Wednesday, January 6, 2016

"I thot you were man enough to give me what I earned." Early 20th Century Snowflake Mail.

My great-grandfather was a professor of classics and literature at a small private college in southwestern Ohio. While visiting my parents recently, we sorted through some boxes of family documents, and among them was a letter mailed 100 years ago to my great-grandfather by a student angry about his course grade. I was fascinated both to see that some things haven't changed, but also to know that my great-grandfather thought to save this letter for over 60 years (he died at the age of 90 in 1977). I've transcribed the full letter below as written:

June 12 [1915]

I have received my grade card and received a D for my grade for last semester. I said nothing about last semester's failure, but, I am not going to receive flunks when I do efficient work. I know you haven't any use for me, but I thot you were man enough to give me what I earned. I think you did that way in order to have an excuse to flunk some (you have it in for). I would like to have a talk with you about the matter. I think it was your place to give the test if you doubted any one. Last semester I didn't have time to study my lesson and I took the D in english lit as justice. But I have done good work this semester and will not recognize any grudge blow like that. I think I shall take an examination in it and get justice. I just wanted you to know that I am aware of your prejudice-ness and partiality and that I have brains enough to know when one is trying to lay one over on me.

Signed by
Chester A. Jacobs

[I've attached a photo of the first page of the letter if you would find that a helpful illustration; I'm guessing FERPA doesn't reach back 100 years.]
- Panacea


  1. Thank you, Panacea, for taking the trouble to transcribe this.
    It's the first time I've seen something from such a date, and it was truly fascinating.
    I wonder what your great-grandfather's reaction might have been?

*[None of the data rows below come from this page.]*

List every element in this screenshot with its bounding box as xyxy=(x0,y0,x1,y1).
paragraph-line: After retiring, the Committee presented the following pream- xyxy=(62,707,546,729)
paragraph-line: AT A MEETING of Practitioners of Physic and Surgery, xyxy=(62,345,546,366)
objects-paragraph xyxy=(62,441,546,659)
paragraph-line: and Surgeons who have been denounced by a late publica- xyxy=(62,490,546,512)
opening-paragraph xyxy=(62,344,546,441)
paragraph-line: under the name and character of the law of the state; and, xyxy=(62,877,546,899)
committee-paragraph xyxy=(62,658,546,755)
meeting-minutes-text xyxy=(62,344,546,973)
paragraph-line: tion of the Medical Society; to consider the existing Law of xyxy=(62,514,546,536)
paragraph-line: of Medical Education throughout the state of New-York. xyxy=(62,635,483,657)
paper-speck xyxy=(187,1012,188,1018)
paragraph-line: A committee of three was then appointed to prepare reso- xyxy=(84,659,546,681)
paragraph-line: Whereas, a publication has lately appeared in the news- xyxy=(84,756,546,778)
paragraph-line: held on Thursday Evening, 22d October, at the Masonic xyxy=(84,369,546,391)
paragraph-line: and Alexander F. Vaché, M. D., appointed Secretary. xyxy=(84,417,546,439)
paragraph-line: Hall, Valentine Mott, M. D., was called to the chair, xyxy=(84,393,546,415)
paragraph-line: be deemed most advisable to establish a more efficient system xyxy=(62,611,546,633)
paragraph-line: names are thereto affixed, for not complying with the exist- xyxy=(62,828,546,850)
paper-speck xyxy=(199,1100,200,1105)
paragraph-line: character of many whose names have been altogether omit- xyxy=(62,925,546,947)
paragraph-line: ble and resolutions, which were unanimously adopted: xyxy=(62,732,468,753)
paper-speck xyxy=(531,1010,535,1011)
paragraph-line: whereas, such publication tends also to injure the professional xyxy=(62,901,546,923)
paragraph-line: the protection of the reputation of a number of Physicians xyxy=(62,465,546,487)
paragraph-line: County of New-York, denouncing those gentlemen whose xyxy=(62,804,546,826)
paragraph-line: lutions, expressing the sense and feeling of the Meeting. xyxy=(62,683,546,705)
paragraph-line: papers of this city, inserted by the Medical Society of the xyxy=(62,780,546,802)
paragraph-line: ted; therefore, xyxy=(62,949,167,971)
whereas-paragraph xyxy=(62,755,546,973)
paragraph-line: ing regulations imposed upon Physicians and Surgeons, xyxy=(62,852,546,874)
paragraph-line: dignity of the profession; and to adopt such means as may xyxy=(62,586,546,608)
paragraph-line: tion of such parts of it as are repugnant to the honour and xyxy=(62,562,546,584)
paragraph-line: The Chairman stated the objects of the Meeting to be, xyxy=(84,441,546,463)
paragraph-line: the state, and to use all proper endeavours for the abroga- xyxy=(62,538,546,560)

  2. Someone once described historians as busybodies and gossips who read other people's letters. And I can't deny...

  3. How much do you want to bet he sent the exact same letter to the English lit professor from the previous semester?

  4. Maybe this guy? The age is around right, anyway.

    Chester Arthur Jacobs, 1893 - 1966
    Chester Arthur Jacobs was born on month day 1893, at birth place, to Harvey Presley Jacobs and Lois Ellen Jacobs (born Hill).
    Harvey was born on December 8 1855, in Crayne, Crittenden Co. Kentucky.
    Lois was born on September 29 1862, in Crittenden Co., KY.
    Chester had 9 siblings: Carrie Snyder (born Jacobs), Ruby Arnalla Henle (born Jacobs) and 7 other siblings.
    Chester married Emma H Jacobs (born Ingalls) circa 1916, at age 22 at marriage place, Washington.
    Emma was born circa 1894, in Toppenish, Yakima Co., WA.
    Chester lived on month day 1910, at address, Washington.
    He lived on month day 1920, at address, Washington.
    He lived on month day 1930, at address, California.
    Chester passed away on month day 1966, at age 73.
    He was buried at burial place, Washington.
    Documents of Chester Arthur Jacobs
    Arthur Jacobs in 1910 United States Federal Census
    Arthur Jacobs was born circa 1893, at birth place, Kentucky, to Harvey P Jacobs and Ellen Jacobs.
    Arthur had 4 siblings: Reed Jacobs and 3 other siblings.
    Arthur lived in 1910, at address, Washington.
    Chester Jacobs in U.S. Social Security Death Index (SSDI)
    Chester Jacobs was born on March 21 1893.
    Chester lived in Toppenish, Washington 98948, USA.
    Chester passed away in October 1966, at age 73.

  5. The night before I first read this letter, I had gotten an email from a student unhappy with his/her course grade that contained the line "Is there anyway we can speak about what happened with my grade?" Plus ca change, plus c'est la meme chose!

  6. I have a retired military friend who had an old letter from a soldier to his parents describing how mean and terrible his superiors were by not letting him and his buddies go drinking in town, etc. My friend would ask "In what war was this written?" People would guess Vietnam, Korea, and even the Persian Gulf. They were always shocked that it was from 1862 during the American Civil War. Nothing has changed. :)

  7. I have a question - why does Chester seem to act like the professor should have given an exam, but didn't, and then declare he'll take the exam for spite?